In this context, the application of biocontrol agents such as T34 Biocontrol is presented as a complementary tool to genetic resistance.

Biological control microorganisms do not replace genetic resistance, but they act in a complementary way in controlling diseases in the root system. They can compete with pathogens in the rhizosphere, reduce the intensity of infection, stimulate the plant’s natural defense mechanisms, and contribute to the soil’s microbiological balance, thus reinforcing the crop’s health stability from the environment in which it develops.

By acting on the root environment, they decrease the selective pressure exerted exclusively on resistance genes, reducing the probability of the appearance and spread of virulent strains.

The key is not to choose between genetics or biocontrol, but to integrate them.

7. Resilience as the construction of a sustainable and productive system

Resilience in potato cultivation is not an isolated quality, but the result of a systemic construction. It can be summarized in a simple equation:

PRODUCTIVE SYSTEM
GENETICS
MICROBIOLOGY
AGRONOMIC MANAGEMENT
VARIETAL DIVERSITY
RESILIENCE

When these dimensions act in a coordinated manner, the production system reduces its structural vulnerability. Genetics provides defense capacity; soil microbiology contributes to the balance against pathogens; agronomic management modulates the environment in which the plant develops; and varietal diversity reduces the selective pressure exerted on pathogenic populations.

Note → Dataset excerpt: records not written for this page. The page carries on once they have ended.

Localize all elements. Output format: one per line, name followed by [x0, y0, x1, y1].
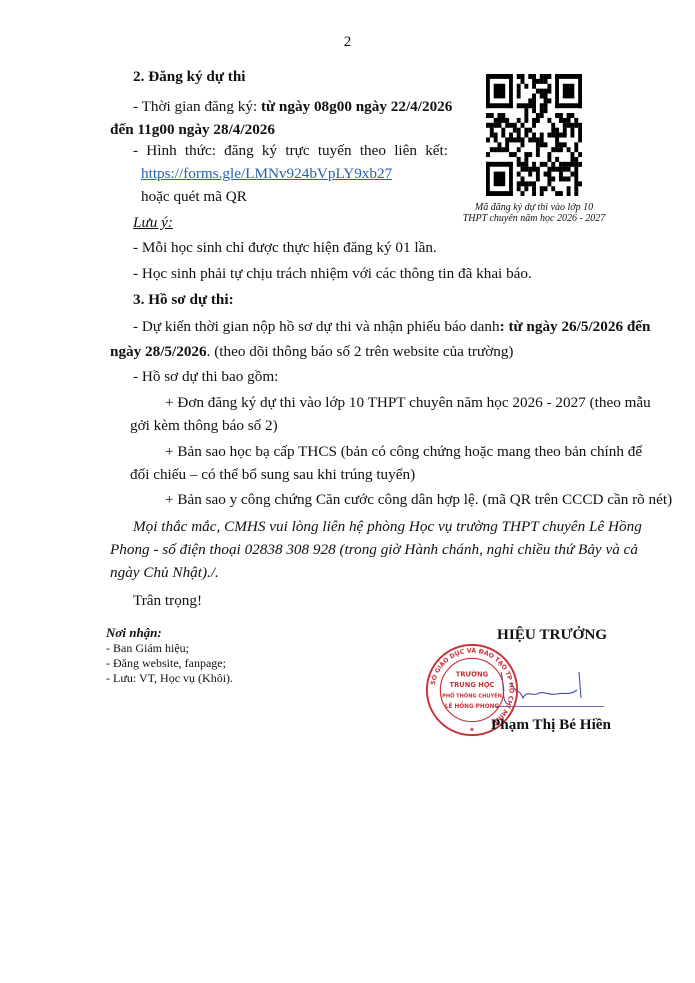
registration-time-start: từ ngày 08g00 ngày 22/4/2026 [261, 98, 452, 115]
or-scan-qr-text: hoặc quét mã QR [141, 188, 247, 206]
dossier-item-cont: đối chiếu – có thể bổ sung sau khi trúng… [130, 466, 415, 484]
note-item: - Học sinh phải tự chịu trách nhiệm với … [133, 265, 532, 283]
svg-text:PHỔ THÔNG CHUYÊN: PHỔ THÔNG CHUYÊN [442, 692, 502, 700]
dossier-item: + Bản sao y công chứng Căn cước công dân… [165, 491, 672, 509]
contact-line: Phong - số điện thoại 02838 308 928 (tro… [110, 541, 638, 559]
submission-end-date: ngày 28/5/2026 [110, 343, 207, 360]
note-item: - Mỗi học sinh chỉ được thực hiện đăng k… [133, 239, 437, 257]
submission-time-start: : từ ngày 26/5/2026 đến [500, 318, 651, 335]
contact-line: Mọi thắc mắc, CMHS vui lòng liên hệ phòn… [133, 518, 642, 536]
svg-text:TRƯỜNG: TRƯỜNG [456, 670, 489, 679]
closing-text: Trân trọng! [133, 592, 202, 610]
contact-line: ngày Chủ Nhật)./. [110, 564, 219, 582]
svg-text:TRUNG HỌC: TRUNG HỌC [450, 681, 495, 689]
registration-time-label: - Thời gian đăng ký: [133, 98, 261, 115]
recipient-item: - Đăng website, fanpage; [106, 656, 226, 670]
dossier-item-cont: gởi kèm thông báo số 2) [130, 417, 278, 435]
registration-time: - Thời gian đăng ký: từ ngày 08g00 ngày … [133, 98, 452, 116]
section-2-heading: 2. Đăng ký dự thi [133, 68, 246, 86]
dossier-item: + Bản sao học bạ cấp THCS (bản có công c… [165, 443, 642, 461]
qr-code-icon[interactable] [486, 74, 582, 196]
registration-form-link[interactable]: https://forms.gle/LMNv924bVpLY9xb27 [141, 165, 392, 183]
recipients-label: Nơi nhận: [106, 625, 162, 641]
dossier-includes-label: - Hồ sơ dự thi bao gồm: [133, 368, 278, 386]
submission-time: - Dự kiến thời gian nộp hồ sơ dự thi và … [133, 318, 650, 336]
registration-method: - Hình thức: đăng ký trực tuyến theo liê… [133, 142, 448, 160]
submission-time-end: ngày 28/5/2026. (theo dõi thông báo số 2… [110, 343, 514, 361]
qr-caption-line-2: THPT chuyên năm học 2026 - 2027 [434, 213, 634, 225]
submission-time-label: - Dự kiến thời gian nộp hồ sơ dự thi và … [133, 318, 500, 335]
section-3-heading: 3. Hồ sơ dự thi: [133, 291, 234, 309]
signer-name: Phạm Thị Bé Hiền [491, 716, 611, 734]
note-label: Lưu ý: [133, 214, 173, 232]
recipient-item: - Ban Giám hiệu; [106, 641, 189, 655]
submission-note: . (theo dõi thông báo số 2 trên website … [207, 343, 514, 360]
recipient-item: - Lưu: VT, Học vụ (Khôi). [106, 671, 233, 685]
dossier-item: + Đơn đăng ký dự thi vào lớp 10 THPT chu… [165, 394, 651, 412]
svg-text:LÊ HỒNG PHONG: LÊ HỒNG PHONG [445, 701, 500, 710]
page-number: 2 [0, 33, 695, 51]
svg-text:★: ★ [469, 725, 475, 733]
registration-time-end: đến 11g00 ngày 28/4/2026 [110, 121, 275, 139]
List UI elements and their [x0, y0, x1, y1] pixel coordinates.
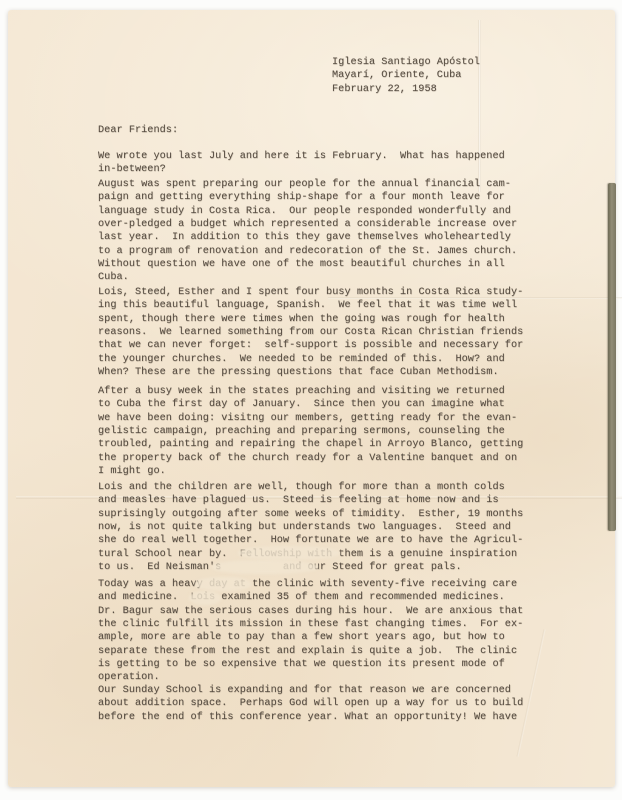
letter-paragraph: Our Sunday School is expanding and for t… [98, 684, 568, 724]
letter-paragraph: We wrote you last July and here it is Fe… [98, 150, 568, 177]
sender-address-and-date: Iglesia Santiago Apóstol Mayarí, Oriente… [332, 56, 572, 96]
scanner-edge-strip [608, 183, 616, 531]
letter-paragraph: Lois and the children are well, though f… [98, 481, 568, 574]
scanned-letter: Iglesia Santiago Apóstol Mayarí, Oriente… [0, 0, 622, 800]
letter-paragraph: August was spent preparing our people fo… [98, 178, 568, 285]
letter-paragraph: After a busy week in the states preachin… [98, 385, 568, 478]
salutation: Dear Friends: [98, 124, 298, 137]
letter-paragraph: Today was a heavy day at the clinic with… [98, 578, 568, 685]
letter-paragraph: Lois, Steed, Esther and I spent four bus… [98, 286, 568, 379]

This integration has direct effects: it reduces dependence on intensive chemical interventions, decreases selection pressure on pathogens, and improves productive stability season after season. Furthermore, biologically active soil tends to develop greater suppressive capacity against soilborne diseases, strengthening the system from its foundation.

Building resilience is not solely about environmental criteria. It also has clear economic implications. Progressively reducing the use of chemical pesticides allows for less waste, adaptation to increasing regulatory demands, and access to markets with stricter standards. In certain contexts, it even facilitates the transition to organic or differentiated production systems.

Markets that value production with a lower environmental impact and greater traceability can offer better prices, which translates into opportunities for greater profitability. At the same time, a balanced system tends to improve key production parameters such as size uniformity, yield stability, and commercial quality—factors directly linked to the economic value of the crop.

Resilience, therefore, is not merely a technical or environmental objective. It is a productive and business strategy that allows for sustained profitability in an increasingly demanding agronomic and regulatory environment.